[A Roman Singer by F. Marion Crawford]@TWC D-Link bookA Roman Singer CHAPTER XVII 4/18
As they ran to the place where the mule was tied to an old ring in the crumbling wall of a half-ruined house near to the ascent to the castle, the man told Nino that the fine gentleman had ridden toward Trevi, down the valley, Nino mounted, and hastened in the same direction. As he rode he reflected that it would be wiser to meet the count on his return, and pass him after the interview, as though going away from Fillettino.
It would be a little harder for the mule; but such an animal, used to bearing enormous burdens for twelve hours at a stretch, could well carry Nino only a few miles of good road before sunset, and yet be fresh again by midnight.
One of those great sleek mules, if good-tempered, will tire three horses, and never feel the worse for it.

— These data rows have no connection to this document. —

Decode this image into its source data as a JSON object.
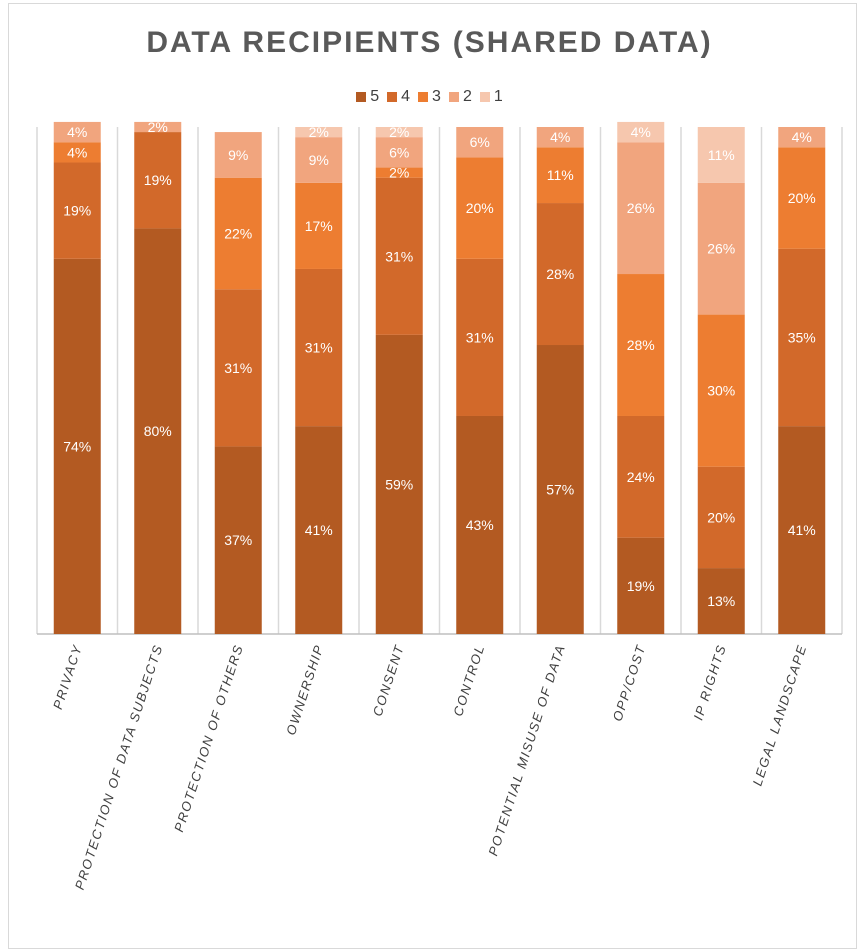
{
  "chart_data": {
    "type": "bar",
    "stacked": true,
    "percent_stacked": true,
    "title": "DATA RECIPIENTS (SHARED DATA)",
    "xlabel": "",
    "ylabel": "",
    "ylim": [
      0,
      100
    ],
    "grid": false,
    "legend_position": "top",
    "categories": [
      "PRIVACY",
      "PROTECTION OF DATA SUBJECTS",
      "PROTECTION OF OTHERS",
      "OWNERSHIP",
      "CONSENT",
      "CONTROL",
      "POTENTIAL MISUSE OF DATA",
      "OPP/COST",
      "IP RIGHTS",
      "LEGAL LANDSCAPE"
    ],
    "series": [
      {
        "name": "5",
        "color": "#B35A22",
        "values": [
          74,
          80,
          37,
          41,
          59,
          43,
          57,
          19,
          13,
          41
        ]
      },
      {
        "name": "4",
        "color": "#D2692A",
        "values": [
          19,
          19,
          31,
          31,
          31,
          31,
          28,
          24,
          20,
          35
        ]
      },
      {
        "name": "3",
        "color": "#ED7D31",
        "values": [
          4,
          0,
          22,
          17,
          2,
          20,
          11,
          28,
          30,
          20
        ]
      },
      {
        "name": "2",
        "color": "#F1A57E",
        "values": [
          4,
          2,
          9,
          9,
          6,
          6,
          4,
          26,
          26,
          4
        ]
      },
      {
        "name": "1",
        "color": "#F6C7AE",
        "values": [
          0,
          0,
          0,
          2,
          2,
          0,
          0,
          4,
          11,
          0
        ]
      }
    ],
    "data_labels": true,
    "label_suffix": "%"
  }
}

He therefore let the beast go her own pace along the road to Trevi, winding by the brink of the rushing torrent: sometimes beneath great overhanging cliffs, sometimes through bits of cultivated land, where the valley widens; and now and then passing under some beech-trees, still naked and skeleton-like in the bright March air. But Nino rode many miles, as he thought, without meeting the count, dangling his feet out of the stirrups, and humming snatches of song to himself to pass the time.
He looked at his watch,--a beautiful gold one, given him by a very great personage in Paris,--and it was half-past two o'clock.